SZ-Magazin: Eine Duftforscherin, die zu Hause arbeitet, ist ungewöhnlich, oder?
Sissel Tolaas: Ich habe dieses Modell vor ein paar Jahren für mich entdeckt. Es ist praktisch, weil Arbeiten und Leben bei mir sowieso ineinander übergehen. Aber Platz brauchte ich, darum: zehn Zimmer, Wilmersdorf, beschaulich und bezahlbar.
Wie riecht denn Ihr beschaulicher Kiez?
Neutral, mit einer Prise Grün. Nicht aufregend. Aber genau das gefällt mir, gerade weil ich mit Düften arbeite.

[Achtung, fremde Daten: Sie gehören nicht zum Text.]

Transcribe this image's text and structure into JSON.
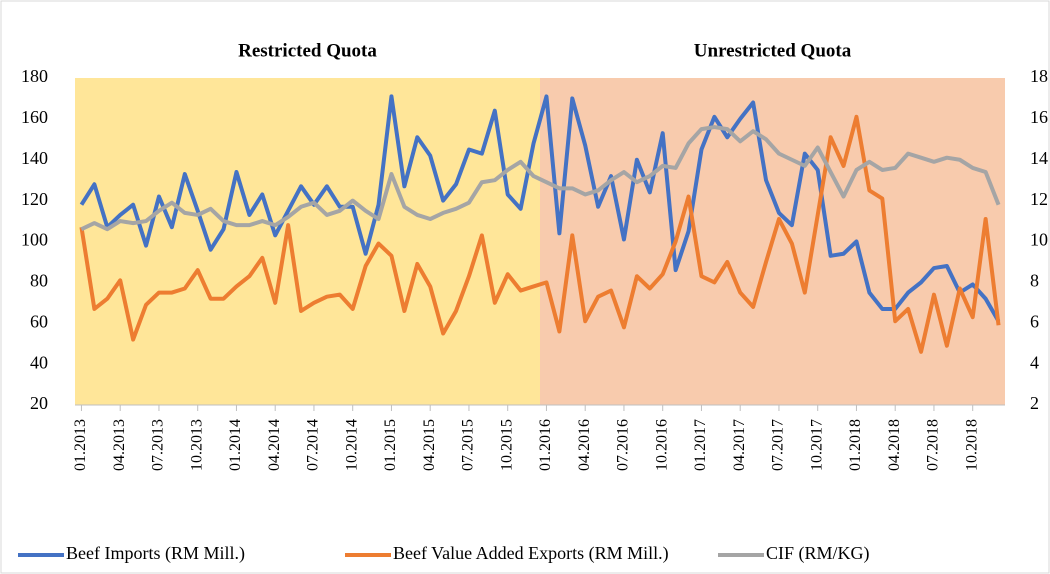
{
  "chart_data": {
    "type": "line",
    "categories": [
      "01.2013",
      null,
      null,
      "04.2013",
      null,
      null,
      "07.2013",
      null,
      null,
      "10.2013",
      null,
      null,
      "01.2014",
      null,
      null,
      "04.2014",
      null,
      null,
      "07.2014",
      null,
      null,
      "10.2014",
      null,
      null,
      "01.2015",
      null,
      null,
      "04.2015",
      null,
      null,
      "07.2015",
      null,
      null,
      "10.2015",
      null,
      null,
      "01.2016",
      null,
      null,
      "04.2016",
      null,
      null,
      "07.2016",
      null,
      null,
      "10.2016",
      null,
      null,
      "01.2017",
      null,
      null,
      "04.2017",
      null,
      null,
      "07.2017",
      null,
      null,
      "10.2017",
      null,
      null,
      "01.2018",
      null,
      null,
      "04.2018",
      null,
      null,
      "07.2018",
      null,
      null,
      "10.2018",
      null,
      null
    ],
    "series": [
      {
        "name": "Beef Imports (RM Mill.)",
        "color": "#4472c4",
        "values": [
          118,
          128,
          107,
          113,
          118,
          98,
          122,
          107,
          133,
          115,
          96,
          106,
          134,
          113,
          123,
          103,
          115,
          127,
          118,
          127,
          117,
          117,
          94,
          118,
          171,
          127,
          151,
          142,
          120,
          128,
          145,
          143,
          164,
          123,
          116,
          148,
          171,
          104,
          170,
          147,
          117,
          132,
          101,
          140,
          124,
          153,
          86,
          105,
          145,
          161,
          151,
          160,
          168,
          130,
          114,
          108,
          143,
          135,
          93,
          94,
          100,
          75,
          67,
          67,
          75,
          80,
          87,
          88,
          75,
          79,
          72,
          61
        ]
      },
      {
        "name": "Beef Value Added Exports (RM Mill.)",
        "color": "#ed7d31",
        "values": [
          107,
          67,
          72,
          81,
          52,
          69,
          75,
          75,
          77,
          86,
          72,
          72,
          78,
          83,
          92,
          70,
          108,
          66,
          70,
          73,
          74,
          67,
          88,
          99,
          93,
          66,
          89,
          78,
          55,
          66,
          83,
          103,
          70,
          84,
          76,
          78,
          80,
          56,
          103,
          61,
          73,
          76,
          58,
          83,
          77,
          84,
          100,
          122,
          83,
          80,
          90,
          75,
          68,
          90,
          111,
          99,
          75,
          113,
          151,
          137,
          161,
          125,
          121,
          61,
          67,
          46,
          74,
          49,
          77,
          63,
          111,
          59
        ]
      },
      {
        "name": "CIF (RM/KG)",
        "color": "#a5a5a5",
        "axis": "y2",
        "values": [
          10.6,
          10.9,
          10.6,
          11.0,
          10.9,
          11.0,
          11.5,
          11.9,
          11.4,
          11.3,
          11.6,
          11.0,
          10.8,
          10.8,
          11.0,
          10.8,
          11.2,
          11.7,
          11.9,
          11.3,
          11.5,
          12.0,
          11.5,
          11.1,
          13.3,
          11.7,
          11.3,
          11.1,
          11.4,
          11.6,
          11.9,
          12.9,
          13.0,
          13.5,
          13.9,
          13.2,
          12.9,
          12.6,
          12.6,
          12.3,
          12.5,
          13.0,
          13.4,
          12.9,
          13.2,
          13.7,
          13.6,
          14.8,
          15.5,
          15.6,
          15.5,
          14.9,
          15.4,
          15.0,
          14.3,
          14.0,
          13.7,
          14.6,
          13.4,
          12.2,
          13.5,
          13.9,
          13.5,
          13.6,
          14.3,
          14.1,
          13.9,
          14.1,
          14.0,
          13.6,
          13.4,
          11.8
        ]
      }
    ],
    "regions": [
      {
        "label": "Restricted Quota",
        "color": "#ffe699",
        "start": "01.2013",
        "end": "01.2016"
      },
      {
        "label": "Unrestricted Quota",
        "color": "#f8cbad",
        "start": "01.2016"
      }
    ],
    "ylim": [
      20,
      180
    ],
    "yticks": [
      20,
      40,
      60,
      80,
      100,
      120,
      140,
      160,
      180
    ],
    "y2lim": [
      2,
      18
    ],
    "y2ticks": [
      2,
      4,
      6,
      8,
      10,
      12,
      14,
      16,
      18
    ],
    "legend": "bottom",
    "grid": false
  }
}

Trennen Sie Wohn- und Arbeitsbereich strikt voneinander?
Im Gegenteil! Ich lege Wert darauf, dass sie sich vermischen. Alle Zimmer sind durch Flügeltüren verbunden, die meisten stehen offen. Geschäftliche Treffen finden an meinem fünf Meter langen Esstisch statt oder in der Küche. Die hat sehr hübsche Terrakottafliesen. Wirklich privat sind nur das Zimmer meiner Tochter Tara und mein Schlafzimmer.
Es gibt keine Bilder bei Ihnen an der Wand.
Wenn ich Kunst anschauen will, gehe ich in Galerien oder ins Museum.
Sie sind Norwegerin, macht sich in Ihrer Wohnung ein skandinavischer Einschlag bemerkbar?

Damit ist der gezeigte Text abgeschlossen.